Memory bandwidth is the rate at which data can be delivered to processor cores. To tap the most bandwidth in Intel® processor-based systems, applications must use threading, be vectorized, access data contiguously, control thread affinity, be NUMA-friendly, reuse data in caches, and issue streaming stores when appropriate. This course demonstrates the usage of Intel® Parallel Studio XE tools to optimize memory bandwidth in applications written in the C++ language (most techniques are also applicable to C).

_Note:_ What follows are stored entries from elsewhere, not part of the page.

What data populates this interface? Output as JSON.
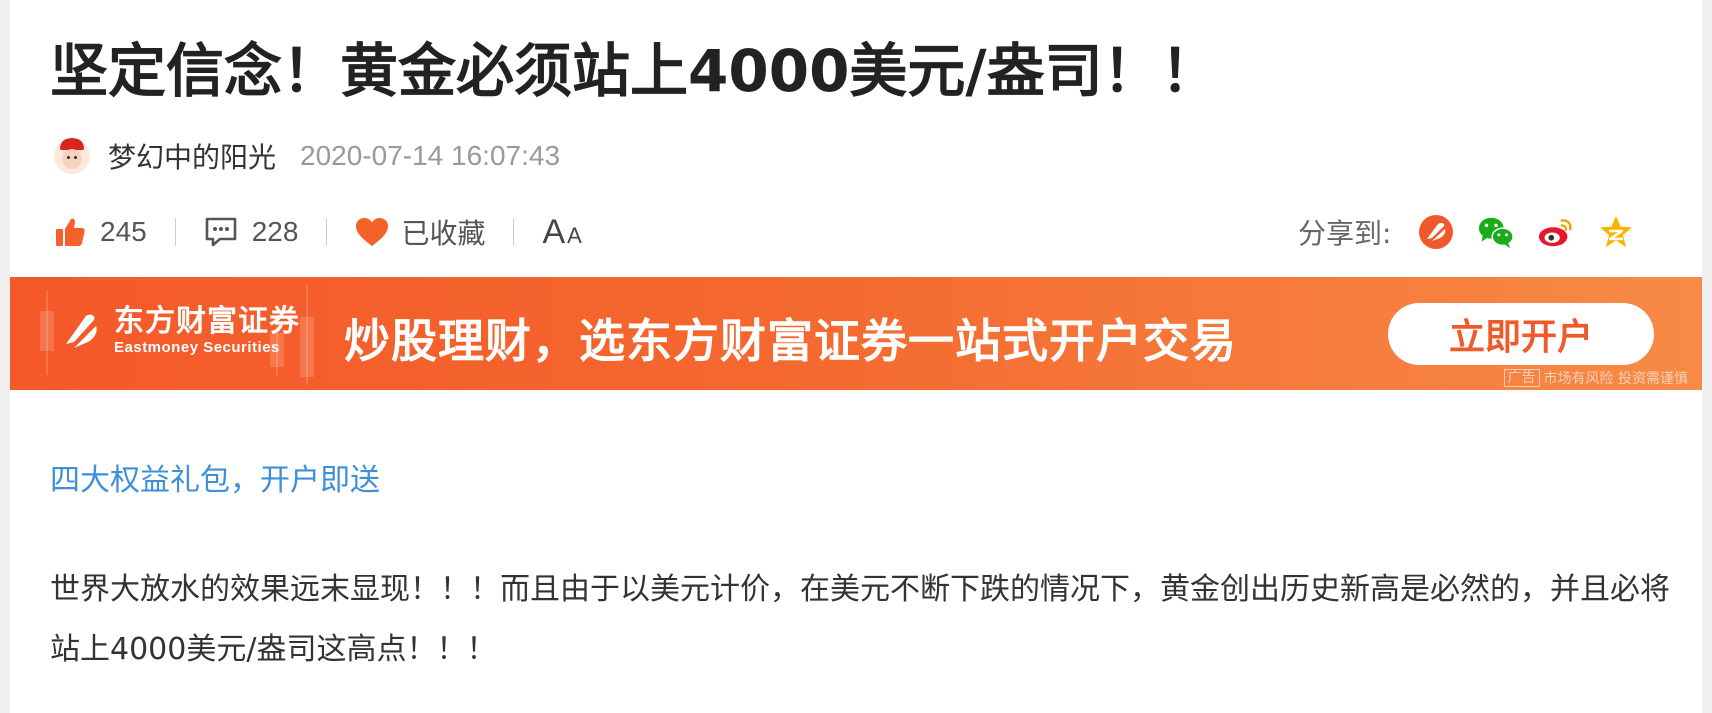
{
  "article": {
    "title": "坚定信念！黄金必须站上4000美元/盎司！！",
    "author": "梦幻中的阳光",
    "time": "2020-07-14 16:07:43"
  },
  "actions": {
    "likes": "245",
    "comments": "228",
    "favorite_label": "已收藏",
    "font_size_big": "A",
    "font_size_small": "A"
  },
  "share": {
    "label": "分享到:",
    "targets": [
      "eastmoney-share-icon",
      "wechat-icon",
      "weibo-icon",
      "qzone-icon"
    ]
  },
  "banner": {
    "brand_cn": "东方财富证券",
    "brand_en": "Eastmoney Securities",
    "slogan": "炒股理财，选东方财富证券一站式开户交易",
    "cta": "立即开户",
    "ad_tag": "广告",
    "disclaimer": "市场有风险 投资需谨慎"
  },
  "content": {
    "promo_link": "四大权益礼包，开户即送",
    "paragraph": "世界大放水的效果远末显现！！！而且由于以美元计价，在美元不断下跌的情况下，黄金创出历史新高是必然的，并且必将站上4000美元/盎司这高点！！！"
  },
  "colors": {
    "accent_orange": "#f05a2b",
    "link_blue": "#3d8fd8",
    "wechat_green": "#1aad19",
    "weibo_red": "#e6162d",
    "qzone_yellow": "#f7b500"
  }
}
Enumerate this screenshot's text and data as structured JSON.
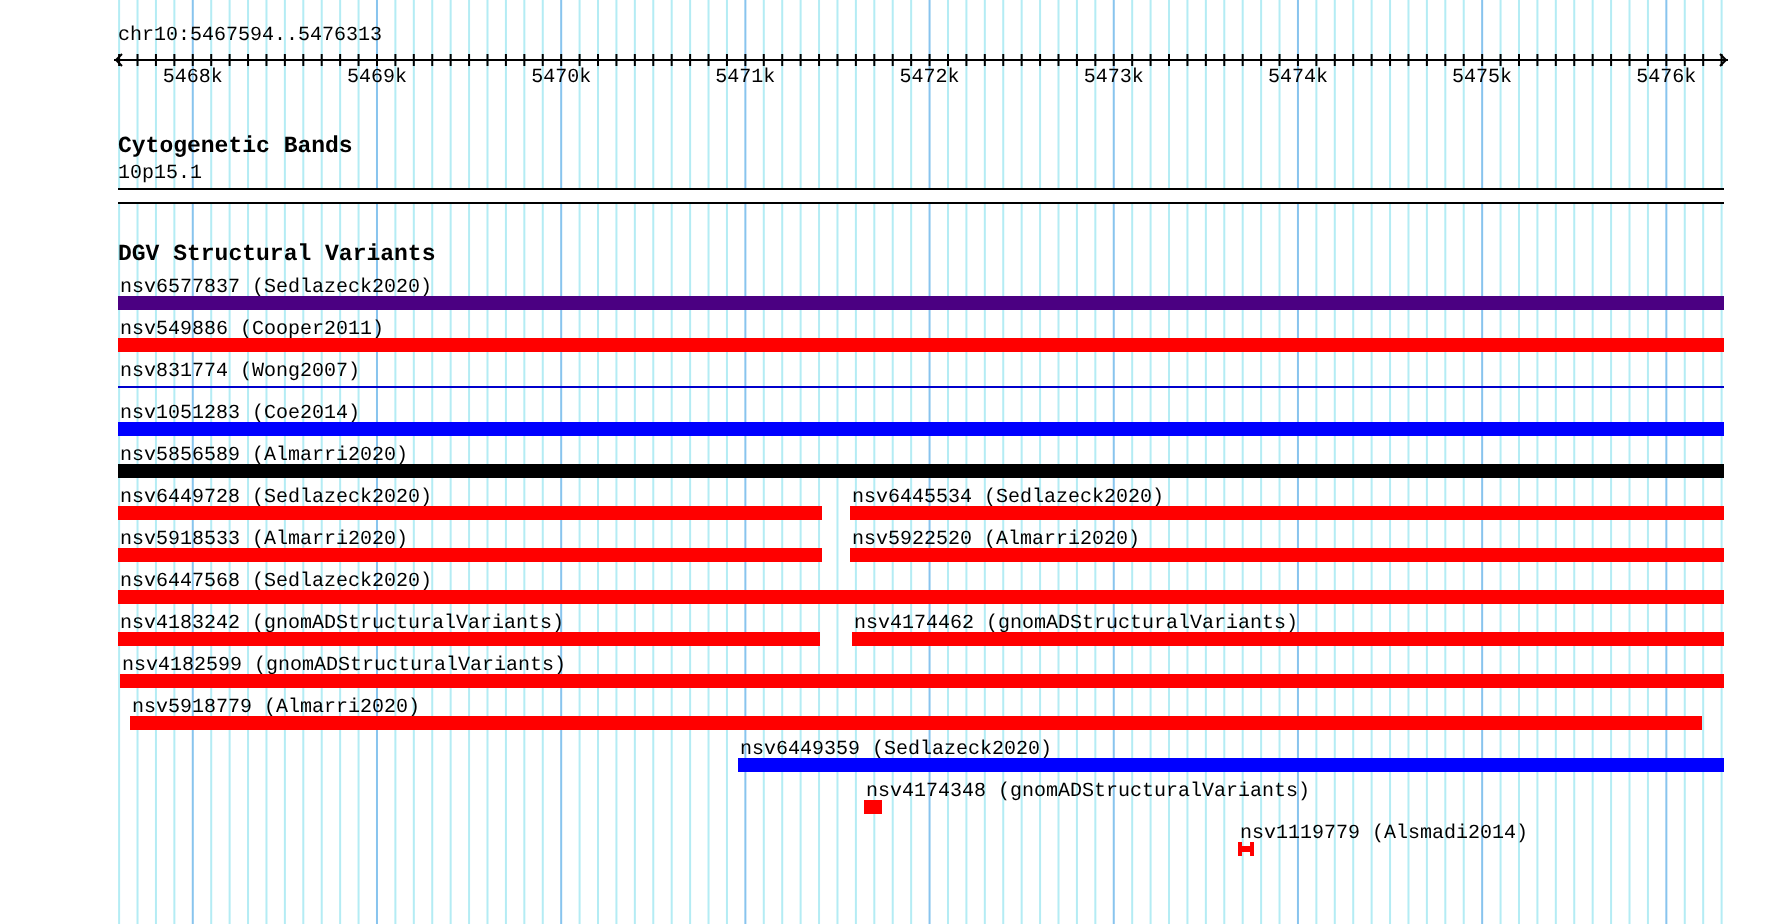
{
  "region": {
    "title": "chr10:5467594..5476313"
  },
  "ruler": {
    "ticks": [
      "5468k",
      "5469k",
      "5470k",
      "5471k",
      "5472k",
      "5473k",
      "5474k",
      "5475k",
      "5476k"
    ]
  },
  "tracks": [
    {
      "kind": "cytoband",
      "title": "Cytogenetic Bands",
      "features": [
        {
          "label": "10p15.1",
          "color": "#ffffff"
        }
      ]
    },
    {
      "kind": "variants",
      "title": "DGV Structural Variants",
      "rows": [
        [
          {
            "label": "nsv6577837 (Sedlazeck2020)",
            "kind": "bar",
            "color": "#4b0082"
          }
        ],
        [
          {
            "label": "nsv549886 (Cooper2011)",
            "kind": "bar",
            "color": "#ff0000"
          }
        ],
        [
          {
            "label": "nsv831774 (Wong2007)",
            "kind": "line",
            "color": "#0000cc"
          }
        ],
        [
          {
            "label": "nsv1051283 (Coe2014)",
            "kind": "bar",
            "color": "#0000ff"
          }
        ],
        [
          {
            "label": "nsv5856589 (Almarri2020)",
            "kind": "bar",
            "color": "#000000"
          }
        ],
        [
          {
            "label": "nsv6449728 (Sedlazeck2020)",
            "kind": "bar",
            "color": "#ff0000"
          },
          {
            "label": "nsv6445534 (Sedlazeck2020)",
            "kind": "bar",
            "color": "#ff0000"
          }
        ],
        [
          {
            "label": "nsv5918533 (Almarri2020)",
            "kind": "bar",
            "color": "#ff0000"
          },
          {
            "label": "nsv5922520 (Almarri2020)",
            "kind": "bar",
            "color": "#ff0000"
          }
        ],
        [
          {
            "label": "nsv6447568 (Sedlazeck2020)",
            "kind": "bar",
            "color": "#ff0000"
          }
        ],
        [
          {
            "label": "nsv4183242 (gnomADStructuralVariants)",
            "kind": "bar",
            "color": "#ff0000"
          },
          {
            "label": "nsv4174462 (gnomADStructuralVariants)",
            "kind": "bar",
            "color": "#ff0000"
          }
        ],
        [
          {
            "label": "nsv4182599 (gnomADStructuralVariants)",
            "kind": "bar",
            "color": "#ff0000"
          }
        ],
        [
          {
            "label": "nsv5918779 (Almarri2020)",
            "kind": "bar",
            "color": "#ff0000"
          }
        ],
        [
          {
            "label": "nsv6449359 (Sedlazeck2020)",
            "kind": "bar",
            "color": "#0000ff"
          }
        ],
        [
          {
            "label": "nsv4174348 (gnomADStructuralVariants)",
            "kind": "bar",
            "color": "#ff0000"
          }
        ],
        [
          {
            "label": "nsv1119779 (Alsmadi2014)",
            "kind": "mark",
            "color": "#ff0000"
          }
        ]
      ]
    }
  ]
}
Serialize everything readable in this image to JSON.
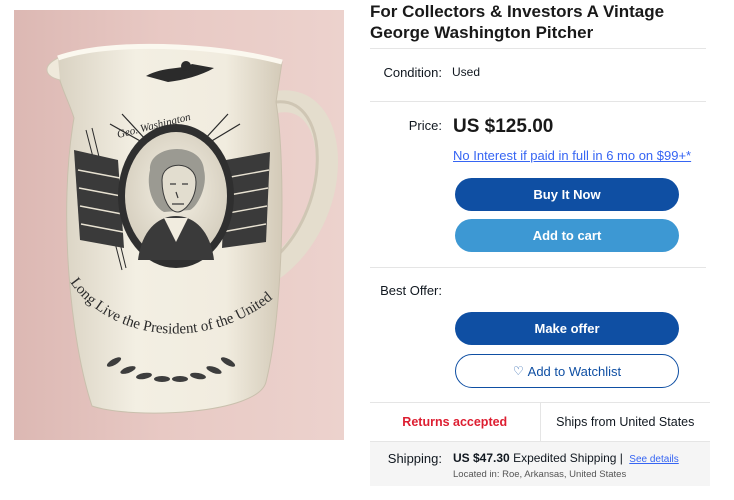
{
  "listing": {
    "title": "For Collectors & Investors A Vintage George Washington Pitcher",
    "image_alt": "Vintage George Washington pitcher",
    "pitcher_text": {
      "name_banner": "Geo. Washington",
      "motto": "Long Live the President of the United States"
    }
  },
  "condition": {
    "label": "Condition:",
    "value": "Used"
  },
  "price": {
    "label": "Price:",
    "value": "US $125.00",
    "financing": "No Interest if paid in full in 6 mo on $99+*"
  },
  "buttons": {
    "buy_now": "Buy It Now",
    "add_to_cart": "Add to cart",
    "make_offer": "Make offer",
    "watchlist": "Add to Watchlist"
  },
  "best_offer": {
    "label": "Best Offer:"
  },
  "returns": {
    "left": "Returns accepted",
    "right": "Ships from United States"
  },
  "shipping": {
    "label": "Shipping:",
    "amount": "US $47.30",
    "method": "Expedited Shipping |",
    "details_link": "See details",
    "location": "Located in: Roe, Arkansas, United States"
  },
  "colors": {
    "primary_button": "#0f4fa3",
    "secondary_button": "#3d98d3",
    "link": "#3665f3",
    "returns_red": "#dd1e31"
  },
  "icons": {
    "watchlist": "heart-outline-icon"
  }
}
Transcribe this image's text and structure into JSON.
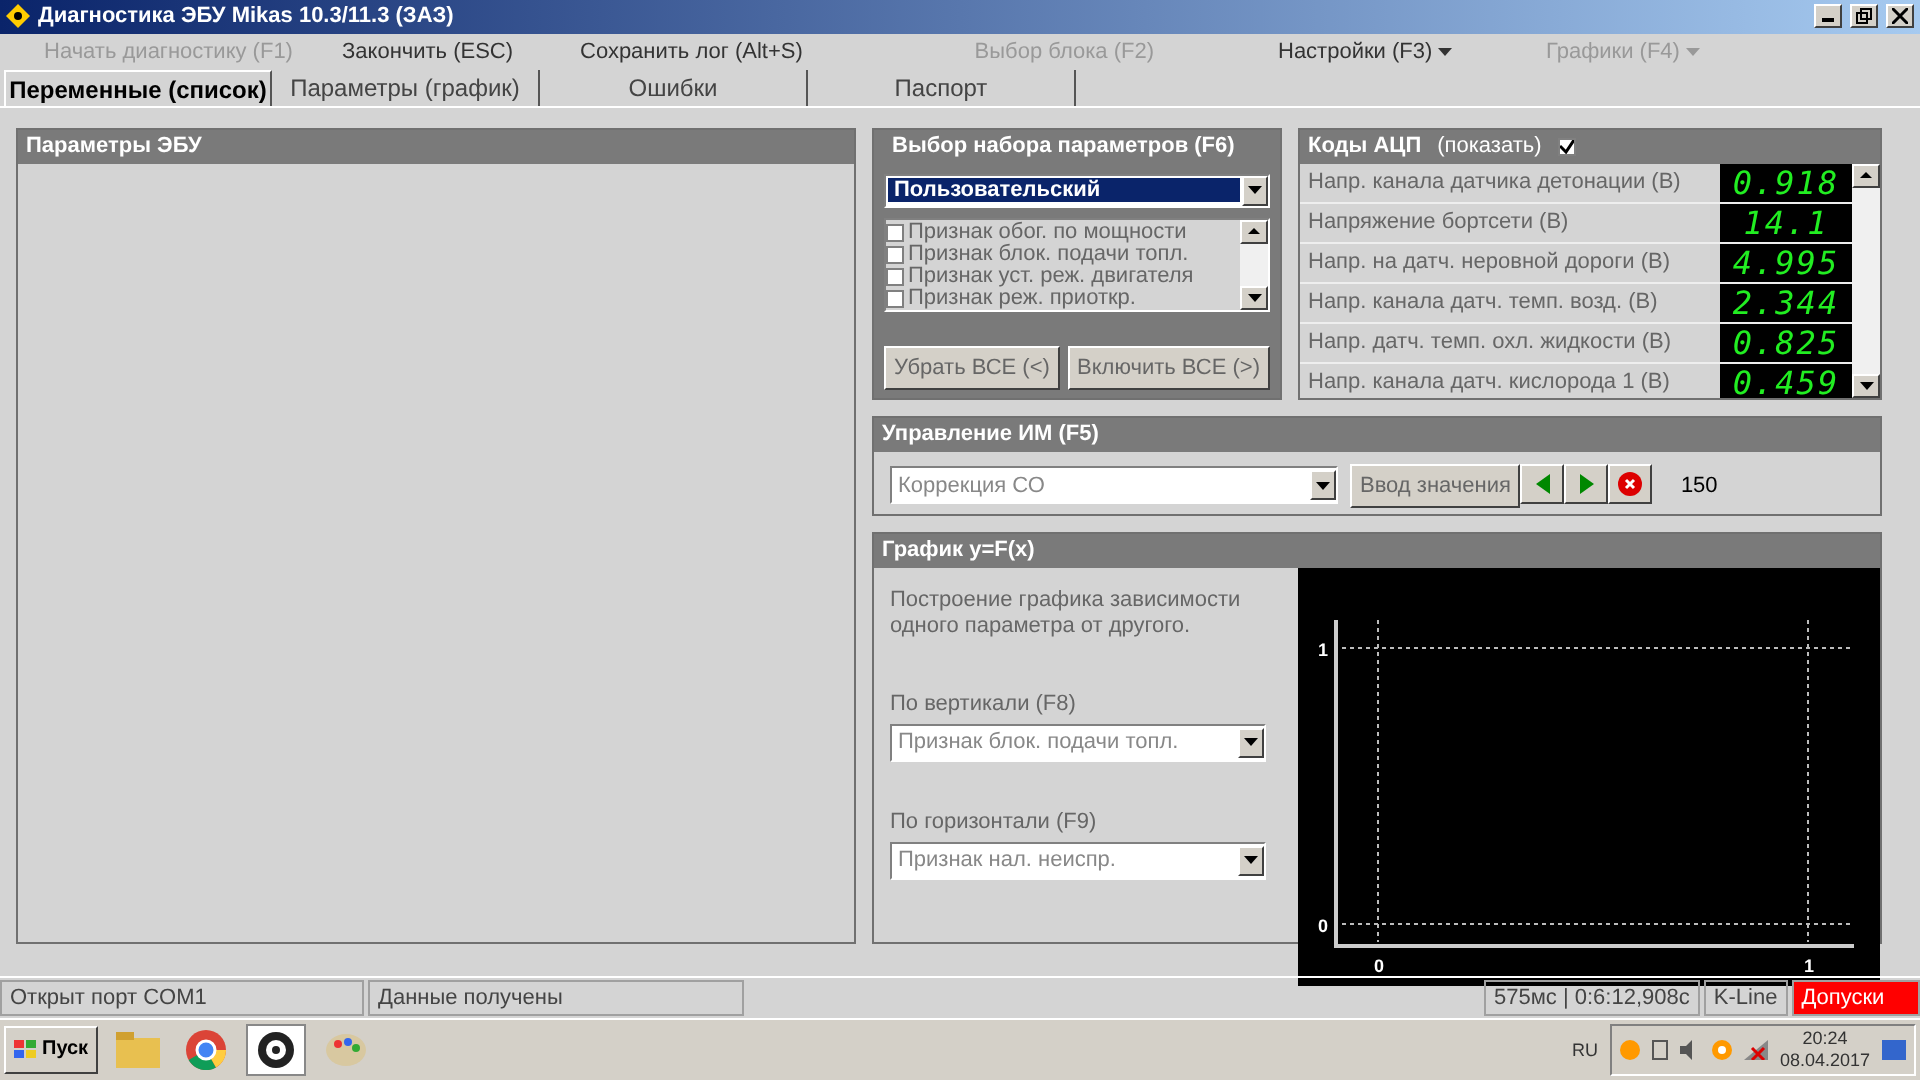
{
  "window": {
    "title": "Диагностика ЭБУ Mikas 10.3/11.3 (ЗАЗ)"
  },
  "menu": [
    {
      "label": "Начать диагностику (F1)",
      "disabled": true,
      "dropdown": false
    },
    {
      "label": "Закончить (ESC)",
      "disabled": false,
      "dropdown": false
    },
    {
      "label": "Сохранить лог (Alt+S)",
      "disabled": false,
      "dropdown": false
    },
    {
      "label": "Выбор блока (F2)",
      "disabled": true,
      "dropdown": false
    },
    {
      "label": "Настройки (F3)",
      "disabled": false,
      "dropdown": true
    },
    {
      "label": "Графики (F4)",
      "disabled": true,
      "dropdown": true
    }
  ],
  "tabs": [
    {
      "label": "Переменные (список)",
      "selected": true
    },
    {
      "label": "Параметры (график)",
      "selected": false
    },
    {
      "label": "Ошибки",
      "selected": false
    },
    {
      "label": "Паспорт",
      "selected": false
    }
  ],
  "ecu_panel": {
    "title": "Параметры ЭБУ"
  },
  "param_set": {
    "title": "Выбор набора параметров (F6)",
    "value": "Пользовательский",
    "items": [
      {
        "label": "Признак обог. по мощности",
        "checked": false
      },
      {
        "label": "Признак блок. подачи топл.",
        "checked": false
      },
      {
        "label": "Признак уст. реж. двигателя",
        "checked": false
      },
      {
        "label": "Признак реж. приоткр.",
        "checked": false
      }
    ],
    "buttons": [
      "Убрать ВСЕ (<)",
      "Включить ВСЕ (>)"
    ]
  },
  "adc": {
    "title": "Коды АЦП",
    "show_label": "(показать)",
    "show_checked": true,
    "rows": [
      {
        "name": "Напр. канала датчика детонации (В)",
        "value": "0.918"
      },
      {
        "name": "Напряжение бортсети (В)",
        "value": "14.1"
      },
      {
        "name": "Напр. на датч. неровной дороги (В)",
        "value": "4.995"
      },
      {
        "name": "Напр. канала датч. темп. возд. (В)",
        "value": "2.344"
      },
      {
        "name": "Напр. датч. темп. охл. жидкости (В)",
        "value": "0.825"
      },
      {
        "name": "Напр. канала датч. кислорода 1 (В)",
        "value": "0.459"
      }
    ]
  },
  "control": {
    "title": "Управление ИМ (F5)",
    "value": "Коррекция СО",
    "button": "Ввод значения",
    "reading": "150"
  },
  "graph": {
    "title": "График y=F(x)",
    "description": "Построение графика зависимости одного параметра от другого.",
    "vertical_label": "По вертикали (F8)",
    "vertical_value": "Признак блок. подачи топл.",
    "horizontal_label": "По горизонтали (F9)",
    "horizontal_value": "Признак нал. неиспр.",
    "chart_data": {
      "type": "line",
      "xlim": [
        0,
        1
      ],
      "ylim": [
        0,
        1
      ],
      "xticks": [
        0,
        1
      ],
      "yticks": [
        0,
        1
      ]
    }
  },
  "status_bar": [
    {
      "text": "Открыт порт COM1",
      "kind": "normal"
    },
    {
      "text": "Данные получены",
      "kind": "normal"
    },
    {
      "text": "575мс | 0:6:12,908с",
      "kind": "normal"
    },
    {
      "text": "K-Line",
      "kind": "normal"
    },
    {
      "text": "Допуски",
      "kind": "alert"
    }
  ],
  "taskbar": {
    "start": "Пуск",
    "language": "RU",
    "time": "20:24",
    "date": "08.04.2017"
  }
}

In this course, you will learn:
- How to measure the bandwidth of your system using the STREAM benchmark
- What programming techniques and Intel® C++ compiler arguments to use to maximize bandwidth
- Usage of Intel® VTune™ Amplifier Application Performance Snapshot for guidance with bandwidth tuning in your application
- Parallelism modeling in Intel® Advisor
- How to get vectorization advice in Intel® Advisor
- Roofline analysis in Intel® Advisor
- Memory access analysis in Intel® VTune™ Amplifier
The course is structured as a combination of instruction material (30%) and hands-on guided exercise (70%). After enrolling in the course, you can download the source code of a hands-on exercise, which is a bandwidth-bound 9-point stencil kernel. You can compile the application on your computer and proceed with the lessons. You will run and analyze the application in Intel® Parallel Studio XE tools and improve bandwidth utilization in it. You can also download and open the results of data collection in Intel® Advisor and Intel® VTune™ Amplifier collected on a server based on a two-way Intel® Xeon® Scalable processor with a total of 12 CPU cores.